On a personal level, do your children have these experiences like this in school? How does it make them feel? What if these feelings have become a part of their daily school experience? What if the feelings that some of us had as students some of time have become a constant in the lives of our children? What if the pressures that have accompanied our need not to be identified as “failing” have had a number of unintended consequences…an increase in pressure to perform on large scale assessments, an increase in the time spent on test preparation, a loss of experiences in the arts, an earlier introduction of “academic” focus at the expense of playtime, recess creating, inventing, solving problems etc.?

 The articles shared, as well as numerous others, make a clear connection between the practices identified above (that are responses to increased academic pressures) and the deterioration of the mental and emotional health of our children?  In spite of this growing awareness, we hang on to what we know, we feel most comfortable with the familiar.

But what if holding on to “the familiar” – i.e., school as we knew it – will just continue to place our kids at increasing risk of stress, anxiety, depression, etc.?  Is our fear of change, of venturing into the unfamiliar, greater than our concern for the well-being of our kids?  What percentage of kids experiencing anxiety and depression is sufficient to act? 60%, 70%, 80%?

Note that the Times article cites a study which revealed that 70% of teenagers characterized anxiety/depression as a “major problem”. Is that enough?
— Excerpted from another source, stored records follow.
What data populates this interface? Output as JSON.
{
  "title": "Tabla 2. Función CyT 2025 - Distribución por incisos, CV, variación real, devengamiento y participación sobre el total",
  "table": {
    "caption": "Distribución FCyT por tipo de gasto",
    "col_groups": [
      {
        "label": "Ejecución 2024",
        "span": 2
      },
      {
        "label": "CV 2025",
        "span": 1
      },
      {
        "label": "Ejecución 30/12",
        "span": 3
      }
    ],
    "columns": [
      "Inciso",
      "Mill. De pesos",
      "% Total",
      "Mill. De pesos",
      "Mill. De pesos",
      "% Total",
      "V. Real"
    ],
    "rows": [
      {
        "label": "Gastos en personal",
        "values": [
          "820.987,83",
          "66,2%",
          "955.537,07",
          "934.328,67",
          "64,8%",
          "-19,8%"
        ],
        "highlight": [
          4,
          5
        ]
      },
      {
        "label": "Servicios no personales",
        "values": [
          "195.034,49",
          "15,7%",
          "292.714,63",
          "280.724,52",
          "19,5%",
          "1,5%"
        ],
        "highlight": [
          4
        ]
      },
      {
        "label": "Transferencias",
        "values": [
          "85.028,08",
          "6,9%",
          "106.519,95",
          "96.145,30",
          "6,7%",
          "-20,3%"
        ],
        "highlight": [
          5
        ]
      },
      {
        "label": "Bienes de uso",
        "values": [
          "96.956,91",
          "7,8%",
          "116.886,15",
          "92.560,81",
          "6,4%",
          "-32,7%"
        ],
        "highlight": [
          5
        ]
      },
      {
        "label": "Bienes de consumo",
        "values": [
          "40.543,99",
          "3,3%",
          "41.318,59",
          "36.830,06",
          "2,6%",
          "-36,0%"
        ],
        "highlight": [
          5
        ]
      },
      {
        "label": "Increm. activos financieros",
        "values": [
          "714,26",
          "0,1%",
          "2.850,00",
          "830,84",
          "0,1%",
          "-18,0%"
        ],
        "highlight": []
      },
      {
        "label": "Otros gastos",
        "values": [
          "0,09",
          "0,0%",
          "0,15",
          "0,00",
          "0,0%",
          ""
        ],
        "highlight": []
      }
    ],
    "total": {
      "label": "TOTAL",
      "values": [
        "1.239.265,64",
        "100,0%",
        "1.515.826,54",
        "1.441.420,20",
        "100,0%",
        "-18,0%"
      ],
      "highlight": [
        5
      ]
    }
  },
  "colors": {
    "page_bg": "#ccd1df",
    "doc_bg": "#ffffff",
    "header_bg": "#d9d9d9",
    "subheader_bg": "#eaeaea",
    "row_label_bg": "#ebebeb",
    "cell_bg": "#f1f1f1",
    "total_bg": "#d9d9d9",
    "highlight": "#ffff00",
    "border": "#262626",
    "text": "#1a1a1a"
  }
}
 Doing the wrong thing “righter”

 We do not need to heap the kinds of pressures described here on our kids.  For the broadest view of this issue, I’ll begin with Russell Ackoff.  Prior to his death in 2009, Ackoff was a Professor Emeritus of Management Science at the University of Pennsylvania’s Wharton School.  He has offered a starting point for what we might consider in response to the threats impacting the emotional and social health of our children.  Ackoff is well-known for making the following distinction… There is a difference between ‘doing things right’ and ‘doing the right thing.’  Doing things right is about efficiency – i.e., how do we manage lots of kids in a school building safely and efficiently. We do this through the establishment of uniformity. We group kids by age not because they are similar but because it is convenient. We organize instruction by subject, not because the world is neatly organized by subject but because it is convenient (and because someone in 1893 decided we should). Doing the right thing is about effectiveness.
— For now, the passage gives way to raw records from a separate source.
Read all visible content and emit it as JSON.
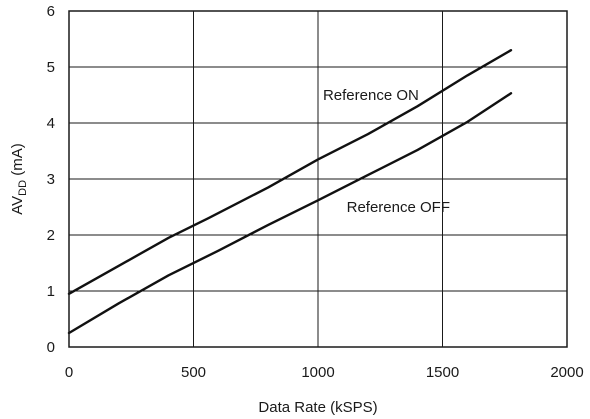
{
  "chart_data": {
    "type": "line",
    "title": "",
    "xlabel": "Data Rate (kSPS)",
    "ylabel": {
      "main": "AV",
      "subscript": "DD",
      "suffix": " (mA)"
    },
    "xlim": [
      0,
      2000
    ],
    "ylim": [
      0,
      6
    ],
    "xticks": [
      "0",
      "500",
      "1000",
      "1500",
      "2000"
    ],
    "yticks": [
      "0",
      "1",
      "2",
      "3",
      "4",
      "5",
      "6"
    ],
    "grid": true,
    "series": [
      {
        "name": "Reference ON",
        "x": [
          0,
          200,
          400,
          560,
          800,
          1000,
          1200,
          1400,
          1600,
          1775
        ],
        "y": [
          0.95,
          1.45,
          1.95,
          2.3,
          2.85,
          3.35,
          3.8,
          4.3,
          4.85,
          5.3
        ]
      },
      {
        "name": "Reference OFF",
        "x": [
          0,
          200,
          400,
          600,
          800,
          1000,
          1200,
          1400,
          1600,
          1775
        ],
        "y": [
          0.25,
          0.78,
          1.28,
          1.72,
          2.18,
          2.62,
          3.07,
          3.52,
          4.02,
          4.53
        ]
      }
    ],
    "series_label_anchor": [
      {
        "x": 1020,
        "y": 4.5
      },
      {
        "x": 1115,
        "y": 2.5
      }
    ],
    "colors": {
      "line": "#111111",
      "grid": "#1a1a1a",
      "text": "#1a1a1a"
    }
  }
}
Our current system of education here in the U.S. is replete with stories of attempts to doing things right, school consolidation, common core standards, large-scale “accountability” assessments, etc.  As Ackoff points out, it should surprise no one that these efforts have born little fruit.  In his own words, Ackoff notes that focusing on doing things right just makes the situation “wronger”. After 30+ years of doing school right NAEP schools remain flat, ACT scores are falling, achievement gaps continue and instances of childhood stress, anxiety, and depression have reach nearly epidemic proportions!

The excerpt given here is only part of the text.